Clearly, herd protection provides no protection against a large-scale cyber attack: it is a contagious infection rather than targeted predation. Proximity, the key to herd protection, only enables the attack rather than protecting against it. How, therefore, can businesses protect themselves against the risk of these sorts of large-scale cyber attacks?
Clearly, the most obvious answer is cyber security. Commentary on the recent Business in the Community survey has focused on the proportion of SMEs not implementing or updating cyber security measures. However, commentators tend not to report on the significant efforts that most businesses, particularly large enterprises, have expended on improving their cyber security. ‘Company updates cyber security measures, which appear to be working’ simply does not make good copy.
The less obvious answer is insurance. It has been possible to insure against the risks that cyber presents since the late 1990s. For many years, few companies purchased policies, whether because at that stage cyber security did not pose (or had not yet been recognised to pose) a significant risk or because the policies on offer contained significant exclusions. However, the cyber security insurance market has both matured and grown significantly since that point. Indeed, for SMEs, the cyber security insurance market has been the fastest growing market in recent years.
However, like the threat it seeks to mitigate, the cyber security insurance market remains embryonic. Insurance companies have made and continue to make strenuous efforts to understand the cyber security risk, but it is new and ever changing. Logically, this fact should undermine the effectiveness of cyber security insurance as a potential solution for companies. And indeed, recent activity bears out this deduction.
DLA Piper has recently initiated proceedings against its insurer, Hiscox, over its refusal to pay out on DLA Piper’s claim arising out of the Petya ransomware attack. It was widely reported at the time that DLA Piper’s servers and computers had been heavily infected by the virus, wiping out emails and telephones for 3,600 lawyers in 40 countries for two days. The blackout meant that lawyers at the law behemoth could not access documents and had to postpone work.

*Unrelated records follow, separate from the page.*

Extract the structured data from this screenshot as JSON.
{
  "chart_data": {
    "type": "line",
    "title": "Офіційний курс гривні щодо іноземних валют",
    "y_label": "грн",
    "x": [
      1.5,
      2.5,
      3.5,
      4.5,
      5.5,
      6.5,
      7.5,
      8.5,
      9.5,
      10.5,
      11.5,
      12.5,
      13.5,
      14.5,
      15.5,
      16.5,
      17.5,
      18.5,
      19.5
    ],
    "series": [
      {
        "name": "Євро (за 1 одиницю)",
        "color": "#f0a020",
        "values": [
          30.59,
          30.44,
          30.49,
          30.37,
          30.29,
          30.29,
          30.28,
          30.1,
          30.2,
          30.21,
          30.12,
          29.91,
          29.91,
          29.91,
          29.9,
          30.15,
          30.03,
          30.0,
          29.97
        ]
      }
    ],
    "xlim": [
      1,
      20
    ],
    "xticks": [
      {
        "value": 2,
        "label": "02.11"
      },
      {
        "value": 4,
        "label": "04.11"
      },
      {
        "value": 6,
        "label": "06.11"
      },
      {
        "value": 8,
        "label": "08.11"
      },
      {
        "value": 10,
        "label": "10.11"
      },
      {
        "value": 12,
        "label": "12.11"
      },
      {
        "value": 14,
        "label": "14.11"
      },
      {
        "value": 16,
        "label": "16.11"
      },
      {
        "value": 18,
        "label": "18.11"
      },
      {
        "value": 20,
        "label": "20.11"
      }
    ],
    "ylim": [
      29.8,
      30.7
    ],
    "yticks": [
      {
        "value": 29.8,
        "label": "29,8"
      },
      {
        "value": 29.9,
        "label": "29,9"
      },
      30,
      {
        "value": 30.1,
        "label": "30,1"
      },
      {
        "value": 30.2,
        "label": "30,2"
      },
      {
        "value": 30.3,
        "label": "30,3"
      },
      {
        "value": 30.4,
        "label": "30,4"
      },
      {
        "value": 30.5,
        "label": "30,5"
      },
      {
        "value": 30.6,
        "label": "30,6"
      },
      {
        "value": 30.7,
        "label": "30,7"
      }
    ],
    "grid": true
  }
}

The dispute underlines the difficulty that businesses face in trying to control their exposure to cyber attacks. The cyber threat itself is hardly new. Robert Morris accidentally released the first ‘denial of service’ worm in 1988, which is widely regarded as the first ‘cyber attack’ – though the fact he did so inadvertently does somewhat undermine the description. However, with the introduction of the internet of things, and the increased connectivity that this brings, the cost of the risk rises inordinately. It is the novelty of that change which means that the cyber battleground, both between criminals and businesses, and between businesses and insurers, will be a disorienting place for some time to come.